The liquidity benefits have been fueled by one event after another, and the market has questioned whether it is excessive, from "Trump deal" to "Trump bubble". Tyler Cowen, author of "The Great Stagnation", believes that bubbles are conducive to the concentrated investment of capital in emerging industries and innovative projects, which will increase the market's acceptance of high-risk early projects, thereby encouraging entrepreneurs and investors to take bold risks and innovate. Just as the infrastructure left by the "Internet bubble" in the 1990s after the bursting in 2000 - fiber optic network and data center construction, laid the foundation for the Internet + era. After the Trump administration's spending (economic stimulus policy) timeline is clear, if the government spending is more aggressive, the market liquidity is excessive and there is a suspicion of "bubble", the crypto market will also be "driven up" by liquidity, allowing "value to catch up with price".
It is also important to note that in the qualitative characterization of Bitcoin, the author has proposed that Bitcoin is both an amplifier of US stocks and a hedge against real-world risks, which makes Bitcoin swing between liquidity and inflation hedging. In terms of the prices that the public perceives most, from 2019 to 2024, the average price of milk in the United States rose from about $2.58 per gallon to $3.86 per gallon, an increase of about 49.22%. During this period, Bitcoin rose by about 1025%, and gold rose by about 73%, slightly exceeding the S&P 500 (about 40%), the representative index of risky assets in the US stock market.
Even some countries choose to invest in Bitcoin to protect their wealth from inflation. For example, El Salvador and the Central African Republic have adopted Bitcoin as legal tender, and Bhutan has mined Bitcoin, trying to use its scarcity and decentralization to resist inflation risks.
Under the current macro environment, regardless of short-term fluctuations, the scarcity, decentralization and global liquidity of Bitcoin, which is fixed at 21 million pieces, remain unchanged. Its process of moving towards the role of value storage is being accelerated by the rush of institutions and listed companies to allocate. This financial experiment that started with cypherpunks will eventually find its foothold in the real world.
Note 1: The method of calculating the amount of funds:
a. Government funds and pension funds select countries, states and regions that currently allow investment in Bitcoin, and select 2% as the investment ratio, as well as different CAGRs for countries and regions as the growth rate for the next year, such as 8.9% in the United States, 4.22% in the United Kingdom, and 3% on average in Nordic countries.

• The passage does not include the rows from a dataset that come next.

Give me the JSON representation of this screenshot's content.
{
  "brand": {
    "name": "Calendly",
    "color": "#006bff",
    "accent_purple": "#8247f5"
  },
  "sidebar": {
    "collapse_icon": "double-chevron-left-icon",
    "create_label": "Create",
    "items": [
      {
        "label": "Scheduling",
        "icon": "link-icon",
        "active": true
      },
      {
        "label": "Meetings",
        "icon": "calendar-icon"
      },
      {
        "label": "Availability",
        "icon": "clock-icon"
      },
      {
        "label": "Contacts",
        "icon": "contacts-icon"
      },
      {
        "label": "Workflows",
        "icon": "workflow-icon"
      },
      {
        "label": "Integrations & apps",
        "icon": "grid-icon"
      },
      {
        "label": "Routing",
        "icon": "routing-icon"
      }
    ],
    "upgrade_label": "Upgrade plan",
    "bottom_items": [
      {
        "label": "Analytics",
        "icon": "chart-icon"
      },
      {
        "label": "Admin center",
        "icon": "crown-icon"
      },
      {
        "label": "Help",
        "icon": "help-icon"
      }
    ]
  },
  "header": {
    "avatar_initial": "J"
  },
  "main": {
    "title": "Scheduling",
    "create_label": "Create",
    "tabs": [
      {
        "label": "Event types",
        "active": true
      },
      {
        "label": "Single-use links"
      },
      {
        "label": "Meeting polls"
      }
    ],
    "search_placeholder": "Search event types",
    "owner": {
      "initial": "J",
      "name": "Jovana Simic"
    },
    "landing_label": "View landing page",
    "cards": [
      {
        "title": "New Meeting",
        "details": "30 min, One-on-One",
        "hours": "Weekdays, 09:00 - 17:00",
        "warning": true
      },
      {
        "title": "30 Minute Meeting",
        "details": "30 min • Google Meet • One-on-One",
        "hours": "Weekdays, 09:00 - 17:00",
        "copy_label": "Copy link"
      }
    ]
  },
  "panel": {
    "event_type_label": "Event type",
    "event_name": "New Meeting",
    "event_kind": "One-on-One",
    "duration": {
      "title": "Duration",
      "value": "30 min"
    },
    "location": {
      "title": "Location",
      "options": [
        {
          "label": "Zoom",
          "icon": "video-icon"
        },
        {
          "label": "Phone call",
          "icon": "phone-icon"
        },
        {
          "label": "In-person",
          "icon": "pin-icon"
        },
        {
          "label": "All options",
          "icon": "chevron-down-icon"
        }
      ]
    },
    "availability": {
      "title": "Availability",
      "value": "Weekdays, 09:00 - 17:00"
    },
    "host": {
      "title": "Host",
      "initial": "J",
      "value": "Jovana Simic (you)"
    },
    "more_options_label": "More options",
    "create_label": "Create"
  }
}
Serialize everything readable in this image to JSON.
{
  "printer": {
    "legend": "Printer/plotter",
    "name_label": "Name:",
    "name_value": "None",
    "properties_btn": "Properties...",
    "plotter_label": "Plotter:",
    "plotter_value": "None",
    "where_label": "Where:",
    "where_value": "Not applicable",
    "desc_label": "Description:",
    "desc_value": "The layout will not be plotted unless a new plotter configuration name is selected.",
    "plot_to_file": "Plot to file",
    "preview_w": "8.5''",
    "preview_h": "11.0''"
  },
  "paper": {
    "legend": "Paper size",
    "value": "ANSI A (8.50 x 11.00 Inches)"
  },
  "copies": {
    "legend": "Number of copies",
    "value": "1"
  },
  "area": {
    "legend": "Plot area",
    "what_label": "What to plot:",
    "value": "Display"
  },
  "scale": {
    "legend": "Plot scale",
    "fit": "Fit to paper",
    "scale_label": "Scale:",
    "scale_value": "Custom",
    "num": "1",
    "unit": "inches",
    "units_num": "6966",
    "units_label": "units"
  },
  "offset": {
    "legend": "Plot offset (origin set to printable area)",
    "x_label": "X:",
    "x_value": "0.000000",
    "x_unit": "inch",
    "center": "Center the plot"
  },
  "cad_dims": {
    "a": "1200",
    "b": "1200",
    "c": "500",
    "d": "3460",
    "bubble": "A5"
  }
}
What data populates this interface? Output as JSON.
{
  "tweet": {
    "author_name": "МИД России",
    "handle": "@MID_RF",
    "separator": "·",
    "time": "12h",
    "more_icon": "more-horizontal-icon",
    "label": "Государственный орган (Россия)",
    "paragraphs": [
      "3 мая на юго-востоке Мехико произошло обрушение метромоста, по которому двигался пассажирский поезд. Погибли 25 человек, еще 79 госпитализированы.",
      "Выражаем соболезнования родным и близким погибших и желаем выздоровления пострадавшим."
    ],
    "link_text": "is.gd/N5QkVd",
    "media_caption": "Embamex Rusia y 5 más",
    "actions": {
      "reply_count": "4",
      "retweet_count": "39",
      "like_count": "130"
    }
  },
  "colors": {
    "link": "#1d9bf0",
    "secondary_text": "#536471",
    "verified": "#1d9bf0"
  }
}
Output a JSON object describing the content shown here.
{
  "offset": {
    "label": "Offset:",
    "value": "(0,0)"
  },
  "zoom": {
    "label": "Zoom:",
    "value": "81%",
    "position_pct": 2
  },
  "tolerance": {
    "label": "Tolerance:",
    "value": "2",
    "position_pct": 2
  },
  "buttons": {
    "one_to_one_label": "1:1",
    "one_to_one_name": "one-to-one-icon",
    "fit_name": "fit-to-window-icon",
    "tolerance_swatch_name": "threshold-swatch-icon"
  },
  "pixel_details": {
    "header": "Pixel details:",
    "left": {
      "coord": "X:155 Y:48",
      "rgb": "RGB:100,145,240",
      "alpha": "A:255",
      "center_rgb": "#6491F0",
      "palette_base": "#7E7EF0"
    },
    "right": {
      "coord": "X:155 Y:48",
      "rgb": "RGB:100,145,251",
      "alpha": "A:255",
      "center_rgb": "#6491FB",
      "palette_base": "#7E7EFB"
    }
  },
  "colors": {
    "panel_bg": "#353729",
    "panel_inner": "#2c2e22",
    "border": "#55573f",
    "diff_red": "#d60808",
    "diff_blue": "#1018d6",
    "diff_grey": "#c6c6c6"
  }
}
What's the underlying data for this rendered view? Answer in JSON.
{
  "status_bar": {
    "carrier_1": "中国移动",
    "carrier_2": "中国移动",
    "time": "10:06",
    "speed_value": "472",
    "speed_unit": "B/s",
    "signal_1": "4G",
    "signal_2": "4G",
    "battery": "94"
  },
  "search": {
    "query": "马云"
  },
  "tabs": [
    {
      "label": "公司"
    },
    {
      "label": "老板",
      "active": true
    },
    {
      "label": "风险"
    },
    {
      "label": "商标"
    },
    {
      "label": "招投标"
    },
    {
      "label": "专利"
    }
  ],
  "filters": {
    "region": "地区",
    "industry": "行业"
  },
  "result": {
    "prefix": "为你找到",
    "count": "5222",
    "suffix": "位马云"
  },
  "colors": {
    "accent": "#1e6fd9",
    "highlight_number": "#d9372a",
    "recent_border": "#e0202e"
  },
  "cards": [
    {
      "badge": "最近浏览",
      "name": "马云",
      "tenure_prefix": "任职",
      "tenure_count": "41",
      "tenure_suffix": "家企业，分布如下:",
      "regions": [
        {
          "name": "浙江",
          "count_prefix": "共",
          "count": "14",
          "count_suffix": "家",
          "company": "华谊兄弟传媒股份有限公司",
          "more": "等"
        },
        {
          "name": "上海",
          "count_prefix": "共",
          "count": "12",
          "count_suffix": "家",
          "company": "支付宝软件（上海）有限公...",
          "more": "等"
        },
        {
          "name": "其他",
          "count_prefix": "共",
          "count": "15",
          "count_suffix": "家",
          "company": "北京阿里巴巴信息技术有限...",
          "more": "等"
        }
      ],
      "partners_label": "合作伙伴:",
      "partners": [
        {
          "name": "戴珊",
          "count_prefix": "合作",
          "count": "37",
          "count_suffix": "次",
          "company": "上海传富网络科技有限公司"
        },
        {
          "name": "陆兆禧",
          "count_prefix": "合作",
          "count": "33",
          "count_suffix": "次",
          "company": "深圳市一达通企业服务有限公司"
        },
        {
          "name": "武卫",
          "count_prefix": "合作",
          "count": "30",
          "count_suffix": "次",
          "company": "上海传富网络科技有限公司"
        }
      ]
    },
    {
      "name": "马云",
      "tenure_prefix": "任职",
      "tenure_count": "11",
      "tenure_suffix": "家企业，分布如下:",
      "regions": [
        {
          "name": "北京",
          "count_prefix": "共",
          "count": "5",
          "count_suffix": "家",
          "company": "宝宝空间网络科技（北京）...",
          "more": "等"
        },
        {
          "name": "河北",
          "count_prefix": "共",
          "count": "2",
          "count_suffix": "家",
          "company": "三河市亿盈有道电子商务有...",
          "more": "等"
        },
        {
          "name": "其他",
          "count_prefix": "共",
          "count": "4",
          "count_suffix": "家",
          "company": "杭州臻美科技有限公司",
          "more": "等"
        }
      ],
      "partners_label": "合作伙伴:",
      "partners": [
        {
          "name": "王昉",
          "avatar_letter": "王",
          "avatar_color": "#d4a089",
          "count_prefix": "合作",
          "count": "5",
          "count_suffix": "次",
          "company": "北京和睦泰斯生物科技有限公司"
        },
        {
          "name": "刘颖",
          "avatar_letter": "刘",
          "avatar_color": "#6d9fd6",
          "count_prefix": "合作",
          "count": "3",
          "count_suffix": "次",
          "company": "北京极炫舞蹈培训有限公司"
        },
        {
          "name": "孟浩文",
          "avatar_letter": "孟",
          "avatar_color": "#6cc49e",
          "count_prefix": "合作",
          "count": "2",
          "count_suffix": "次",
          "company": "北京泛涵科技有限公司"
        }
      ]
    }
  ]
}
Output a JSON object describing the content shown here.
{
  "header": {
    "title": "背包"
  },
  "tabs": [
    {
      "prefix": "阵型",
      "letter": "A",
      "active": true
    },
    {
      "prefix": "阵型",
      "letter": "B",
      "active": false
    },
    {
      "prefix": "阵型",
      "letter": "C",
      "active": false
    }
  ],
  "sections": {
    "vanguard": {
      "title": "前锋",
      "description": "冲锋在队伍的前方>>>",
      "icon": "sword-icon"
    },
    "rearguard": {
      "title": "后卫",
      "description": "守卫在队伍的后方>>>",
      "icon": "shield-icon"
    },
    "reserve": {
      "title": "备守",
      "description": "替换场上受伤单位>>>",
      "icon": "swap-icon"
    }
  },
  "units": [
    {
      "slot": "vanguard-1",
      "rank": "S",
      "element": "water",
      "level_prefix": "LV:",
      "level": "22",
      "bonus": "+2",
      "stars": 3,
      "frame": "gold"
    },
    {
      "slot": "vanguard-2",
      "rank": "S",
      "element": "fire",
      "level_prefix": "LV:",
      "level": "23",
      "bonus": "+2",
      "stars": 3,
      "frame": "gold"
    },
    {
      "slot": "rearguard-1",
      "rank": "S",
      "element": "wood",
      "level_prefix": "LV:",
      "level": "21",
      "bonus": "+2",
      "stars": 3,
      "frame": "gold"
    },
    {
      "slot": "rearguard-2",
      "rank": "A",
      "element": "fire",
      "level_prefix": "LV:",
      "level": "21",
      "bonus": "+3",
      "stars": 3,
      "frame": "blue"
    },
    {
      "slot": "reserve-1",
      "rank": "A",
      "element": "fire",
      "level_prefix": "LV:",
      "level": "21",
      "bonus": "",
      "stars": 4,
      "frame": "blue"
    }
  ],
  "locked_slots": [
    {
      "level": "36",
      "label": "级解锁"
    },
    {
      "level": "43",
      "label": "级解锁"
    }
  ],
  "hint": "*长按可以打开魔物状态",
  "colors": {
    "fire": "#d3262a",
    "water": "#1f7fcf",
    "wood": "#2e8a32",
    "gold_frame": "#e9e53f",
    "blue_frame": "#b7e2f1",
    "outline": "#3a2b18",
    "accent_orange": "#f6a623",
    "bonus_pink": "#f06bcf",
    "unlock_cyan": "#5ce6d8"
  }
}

b. The strategic reserve funds of listed companies are calculated based on the cash assets (market value multiplied by 5%, Microsoft's ratio is 9.5%) of the world's major stock markets (the United States, Germany, Japan, the United Kingdom, South Korea, Hong Kong, Singapore, India, Brazil, Australia, Canada, Taiwan), and multiplied by the growth coefficient (calculated, the global stock market CAGR in the past ten years is 9.68%) and multiplied by the investment ratio of 10%.
c. Private companies are calculated synchronously according to the 90% proportion of publicly listed companies that has been disclosed so far. d. According to survey reports from Morgan Stanley, Capgemini, Accenture and other institutions, 71% of high-net-worth individuals have invested in Bitcoin in the wealth management industry. The remaining high-net-worth individuals to be invested are selected, the wealth scale is multiplied by the growth coefficient of 4.5% and then multiplied by the investment ratio of 5% for calculation.